Participating MA plans that offer a Prescription Drug Plan (MA-PDs) may also offer RI programs for enrollees who take covered Part D prescription drugs and who participate in disease state management programs, engage in medication therapy management with pharmacists or providers, receive preventive health services, and actively engage in understanding their medications, including clinically-equivalent alternatives that may be more cost-accessible.

Telehealth Networks

Through this intervention, CMS is testing how different service delivery innovations in telehealth can be used to both augment and complement an MA plan’s current network of providers, as well as how access to telehealth services may appropriately allow MA plans to expand their service area to currently underserved counties where current MA network adequacy requirements could not be met without the use of telehealth.

Where deemed appropriate by CMS, MA plans may propose using telehealth services in lieu of in-person visits to meet network adequacy requirements. Organizations must ensure that enrollee choice is preserved and that enrollee access to an in-person visit, if that is the enrollee’s preference and choice, is maintained. CMS expects that this will provide MA plans with an opportunity to enter into underserved markets, including rural areas where there may be few to no MA plan choices. 

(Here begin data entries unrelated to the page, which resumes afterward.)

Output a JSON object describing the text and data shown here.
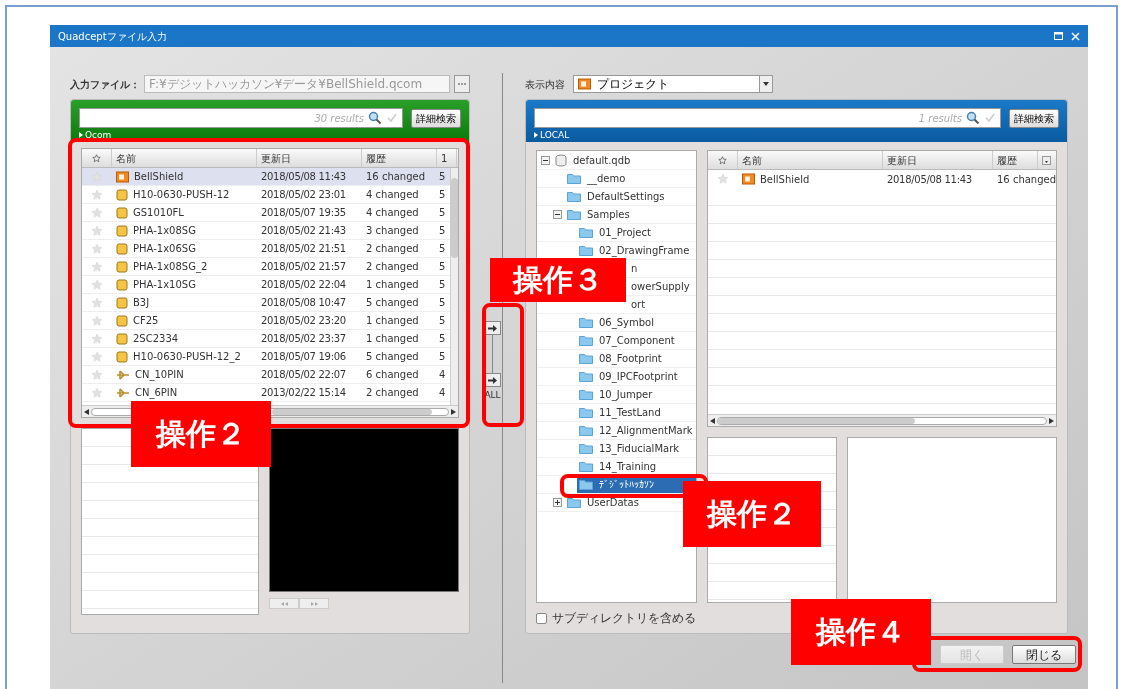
{
  "window": {
    "title": "Quadceptファイル入力"
  },
  "left": {
    "input_label": "入力ファイル：",
    "input_value": "F:¥デジットハッカソン¥データ¥BellShield.qcom",
    "search": {
      "results": "30 results",
      "button": "詳細検索",
      "source": "Qcom"
    },
    "table": {
      "columns": [
        "名前",
        "更新日",
        "履歴",
        "1"
      ],
      "rows": [
        {
          "kind": "project",
          "name": "BellShield",
          "date": "2018/05/08 11:43",
          "history": "16 changed",
          "column_5": "5",
          "selected": true
        },
        {
          "kind": "part",
          "name": "H10-0630-PUSH-12",
          "date": "2018/05/02 23:01",
          "history": "4 changed",
          "column_5": "5",
          "selected": false
        },
        {
          "kind": "part",
          "name": "GS1010FL",
          "date": "2018/05/07 19:35",
          "history": "4 changed",
          "column_5": "5",
          "selected": false
        },
        {
          "kind": "part",
          "name": "PHA-1x08SG",
          "date": "2018/05/02 21:43",
          "history": "3 changed",
          "column_5": "5",
          "selected": false
        },
        {
          "kind": "part",
          "name": "PHA-1x06SG",
          "date": "2018/05/02 21:51",
          "history": "2 changed",
          "column_5": "5",
          "selected": false
        },
        {
          "kind": "part",
          "name": "PHA-1x08SG_2",
          "date": "2018/05/02 21:57",
          "history": "2 changed",
          "column_5": "5",
          "selected": false
        },
        {
          "kind": "part",
          "name": "PHA-1x10SG",
          "date": "2018/05/02 22:04",
          "history": "1 changed",
          "column_5": "5",
          "selected": false
        },
        {
          "kind": "part",
          "name": "B3J",
          "date": "2018/05/08 10:47",
          "history": "5 changed",
          "column_5": "5",
          "selected": false
        },
        {
          "kind": "part",
          "name": "CF25",
          "date": "2018/05/02 23:20",
          "history": "1 changed",
          "column_5": "5",
          "selected": false
        },
        {
          "kind": "part",
          "name": "2SC2334",
          "date": "2018/05/02 23:37",
          "history": "1 changed",
          "column_5": "5",
          "selected": false
        },
        {
          "kind": "part",
          "name": "H10-0630-PUSH-12_2",
          "date": "2018/05/07 19:06",
          "history": "5 changed",
          "column_5": "5",
          "selected": false
        },
        {
          "kind": "connector",
          "name": "CN_10PIN",
          "date": "2018/05/02 22:07",
          "history": "6 changed",
          "column_5": "4",
          "selected": false
        },
        {
          "kind": "connector",
          "name": "CN_6PIN",
          "date": "2013/02/22 15:14",
          "history": "2 changed",
          "column_5": "4",
          "selected": false
        }
      ]
    }
  },
  "middle": {
    "all_label": "ALL"
  },
  "right": {
    "display_label": "表示内容",
    "display_value": "プロジェクト",
    "search": {
      "results": "1 results",
      "button": "詳細検索",
      "source": "LOCAL"
    },
    "tree": [
      {
        "kind": "database",
        "label": "default.qdb",
        "expanded": true,
        "selected": false,
        "children": [
          {
            "kind": "folder",
            "label": "__demo",
            "selected": false
          },
          {
            "kind": "folder",
            "label": "DefaultSettings",
            "selected": false
          },
          {
            "kind": "folder",
            "label": "Samples",
            "expanded": true,
            "selected": false,
            "children": [
              {
                "kind": "folder",
                "label": "01_Project",
                "selected": false
              },
              {
                "kind": "folder",
                "label": "02_DrawingFrame",
                "selected": false
              },
              {
                "kind": "partial",
                "label": "n",
                "selected": false
              },
              {
                "kind": "partial",
                "label": "owerSupply",
                "selected": false
              },
              {
                "kind": "partial",
                "label": "ort",
                "selected": false
              },
              {
                "kind": "folder",
                "label": "06_Symbol",
                "selected": false
              },
              {
                "kind": "folder",
                "label": "07_Component",
                "selected": false
              },
              {
                "kind": "folder",
                "label": "08_Footprint",
                "selected": false
              },
              {
                "kind": "folder",
                "label": "09_IPCFootprint",
                "selected": false
              },
              {
                "kind": "folder",
                "label": "10_Jumper",
                "selected": false
              },
              {
                "kind": "folder",
                "label": "11_TestLand",
                "selected": false
              },
              {
                "kind": "folder",
                "label": "12_AlignmentMark",
                "selected": false
              },
              {
                "kind": "folder",
                "label": "13_FiducialMark",
                "selected": false
              },
              {
                "kind": "folder",
                "label": "14_Training",
                "selected": false
              },
              {
                "kind": "folder",
                "label": "ﾃﾞｼﾞｯﾄﾊｯｶｿﾝ",
                "selected": true
              }
            ]
          },
          {
            "kind": "folder",
            "label": "UserDatas",
            "expanded": false,
            "selected": false
          }
        ]
      }
    ],
    "table": {
      "columns": [
        "名前",
        "更新日",
        "履歴"
      ],
      "rows": [
        {
          "kind": "project",
          "name": "BellShield",
          "date": "2018/05/08 11:43",
          "history": "16 changed",
          "selected": false
        }
      ]
    },
    "subdir": {
      "label": "サブディレクトリを含める",
      "checked": false
    },
    "buttons": [
      {
        "label": "開く",
        "disabled": true
      },
      {
        "label": "閉じる",
        "disabled": false
      }
    ]
  },
  "callouts": [
    "操作２",
    "操作３",
    "操作２",
    "操作４"
  ]
}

The two different approaches CMS is testing are: 1. how plans can use telehealth services to complement and augment their current network of providers, including proposals where telehealth networks may comprise up to one-third of the required in-network providers for a specialty or specialties; and 2. how the use of telehealth services allows MAOs to offer a broadened service area, including counties where the choice of an MA plan may not have previously been able to be offered.

Wellness and Health Care Planning

Organizations participating in VBID, working with their network of providers, will be required to offer enrollees improved, timely access to Wellness and Health Care Planning (WHP), including advance care planning. Each MA organization applying for the VBID model must submit its proposed approach to WHP for their enrollees as part of the application.

Through the VBID model, CMS will evaluate the impact on quality and cost of best practices for performing WHP in the Medicare Advantage population.